The composite images were compiled from 25,000 digital scans mapped by underwater robots when the wreck was discovered, employing new laser and photogrammetric technology for the first time at this depth, according to the team behind them. They reveal the damage to the hull and masts by the crushing ice before the ship sank – which was also captured at the time in pioneering film footage by Hurley – but show that the vessel is otherwise largely unaltered.

“It’s absolutely fabulous. The wreck is almost intact like she sank yesterday,” said Nico Vincent, whose organisation Deep Ocean Search developed the technology for the scans, along with Voyis Imaging and McGill University.

Shackleton and his crew of 27 sailed to Antarctica in late 1914 planning to attempt the first land crossing of the continent, but quickly became icebound and helplessly stuck. For months they could do nothing but wait, listening to the groans and cracks of Endurance’s wooden hull being crushed by the ice and salvaging what they could before it sank in November 1915.

Shackleton was forced to lead his men across the ice, eventually reaching the tiny Elephant island, off the Antarctic peninsula. When it became apparent they could not survive there, he led a small party of five in a small boat on an epic 800 mile (1,300km) journey across rough seas to South Georgia, where he and two others then hiked across the island’s glaciers to reach a whaling station on the other side of the island. Though his initial expedition was a failure, every crew member survived.

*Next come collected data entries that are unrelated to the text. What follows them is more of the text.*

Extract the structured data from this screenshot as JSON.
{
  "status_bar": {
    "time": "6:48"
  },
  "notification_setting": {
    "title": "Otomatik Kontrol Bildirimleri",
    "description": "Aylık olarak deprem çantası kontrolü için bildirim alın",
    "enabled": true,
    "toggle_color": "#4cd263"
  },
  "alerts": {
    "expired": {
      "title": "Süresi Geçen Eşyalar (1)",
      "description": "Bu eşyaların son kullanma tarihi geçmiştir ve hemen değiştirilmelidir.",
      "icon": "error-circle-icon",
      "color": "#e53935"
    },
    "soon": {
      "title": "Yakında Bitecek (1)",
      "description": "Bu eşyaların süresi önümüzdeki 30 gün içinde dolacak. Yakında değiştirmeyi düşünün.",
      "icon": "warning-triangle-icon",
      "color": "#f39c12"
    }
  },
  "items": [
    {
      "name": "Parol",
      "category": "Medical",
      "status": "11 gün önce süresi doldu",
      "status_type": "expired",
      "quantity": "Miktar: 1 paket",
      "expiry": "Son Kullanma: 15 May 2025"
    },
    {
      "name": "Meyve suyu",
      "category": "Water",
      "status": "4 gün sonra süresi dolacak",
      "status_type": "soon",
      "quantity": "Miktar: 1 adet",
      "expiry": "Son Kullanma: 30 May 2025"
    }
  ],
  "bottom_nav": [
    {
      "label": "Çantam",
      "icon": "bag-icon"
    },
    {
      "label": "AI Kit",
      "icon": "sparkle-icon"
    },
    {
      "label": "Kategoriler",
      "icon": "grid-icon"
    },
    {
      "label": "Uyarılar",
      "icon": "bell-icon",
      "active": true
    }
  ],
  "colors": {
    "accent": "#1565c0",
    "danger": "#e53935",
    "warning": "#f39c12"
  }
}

The images have been released to accompany a new National Geographic documentary about the expedition and the 2022 quest to find the Endurance. In another technical innovation, the film uses AI tools to reconstruct the voices of Shackleton and six of his crew to allow them to “narrate” their own diaries.

“Being able to bring those diary readings to life using AI means you’re listening to Shackleton and his team narrating their own diaries, and it is their voices,” said Jimmy Chin, one of the directors. “That was something that couldn’t have been done even a few years ago, which really brings a new aspect of the film to life.”